All this advice comes from hard-earned experience - for Gharwang Rinpochea himself had to learn to accept his lot in life and love who he is.
He was born into an aristocratic family in Gangtok, Sikkim. His mother was Princess Sonam Peden Namgyal, but he was recognised as the next reincarnation (the 12th) of the Zurmang Gharwang lineage while in his mother's womb.
The Rinpochea thinks his mother was not happy when she learnt that she had to give up her son to the monkhood.
"When I was seven days old, my parents reluctantly surrendered me to the monkhood," says Rinpoche, who recollects that he was sent to live with his paternal uncle.
He still had a regular childhood and could play with his uncle's five sons. But he also had a "personal trainer monk". When he was 11, Rinpoche entered the monastery; at 15, he took his vow of celibacy as a novice monk.
He went on to study under many great Buddhist scholars and travelled extensively in Asia, America and Europe, expounding on Buddhist teachings.
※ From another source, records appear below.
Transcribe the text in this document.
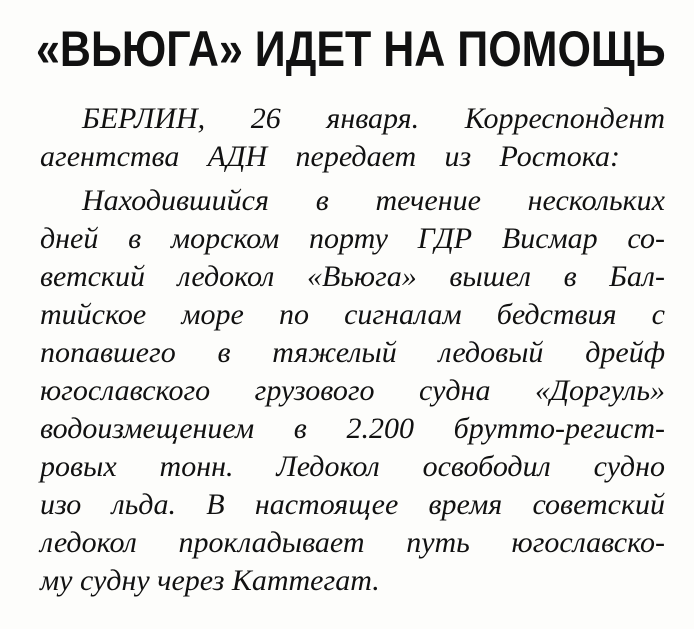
«ВЬЮГА» ИДЕТ НА ПОМОЩЬ
БЕРЛИН, 26 января. Корреспондент
агентства АДН передает из Ростока:
Находившийся в течение нескольких
дней в морском порту ГДР Висмар со-
ветский ледокол «Вьюга» вышел в Бал-
тийское море по сигналам бедствия с
попавшего в тяжелый ледовый дрейф
югославского грузового судна «Доргуль»
водоизмещением в 2.200 брутто-регист-
ровых тонн. Ледокол освободил судно
изо льда. В настоящее время советский
ледокол прокладывает путь югославско-
му судну через Каттегат.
He was awarded the keys of the city by the governor of Los Angeles in recognition of his works in promoting harmony and humanity.
In 1992, Gharwang Rinpochea founded the Zurmang Kagyud Buddhist Foundation, a non-profit international charitable organisation that has been involved in setting up homes for the aged and building roads, schools and clinics in deprived areas. The foundation has also established various Buddhist centres such as institutes for higher learning, retreat centres, monasteries and nunneries. Over the years, Rinpochea has set up centres in Singapore, Hong Kong, Taipei, Kuala Lumpur and (in Indonesia) in Jakarta, Medan, Surabaya and Pekan Baru.
Rinpochea also writes in his free time. He has authored 10 books, including Seven Points Mind Training (on meditation), Essence Of The Buddha, Opening The Door To Dharma and Teaching On Bardo (teachings on living and dying).
Currently, while lecturing in America, he is taking an intensive English Language programme at Harvard University in preparation of eventually gaining a degree either in comparative religion or environment studies - yes, the monk is green! He plants "a few thousand trees every year" and educates the monks at his monastery on not throwing garbage everywhere, using less plastic, and saving trees.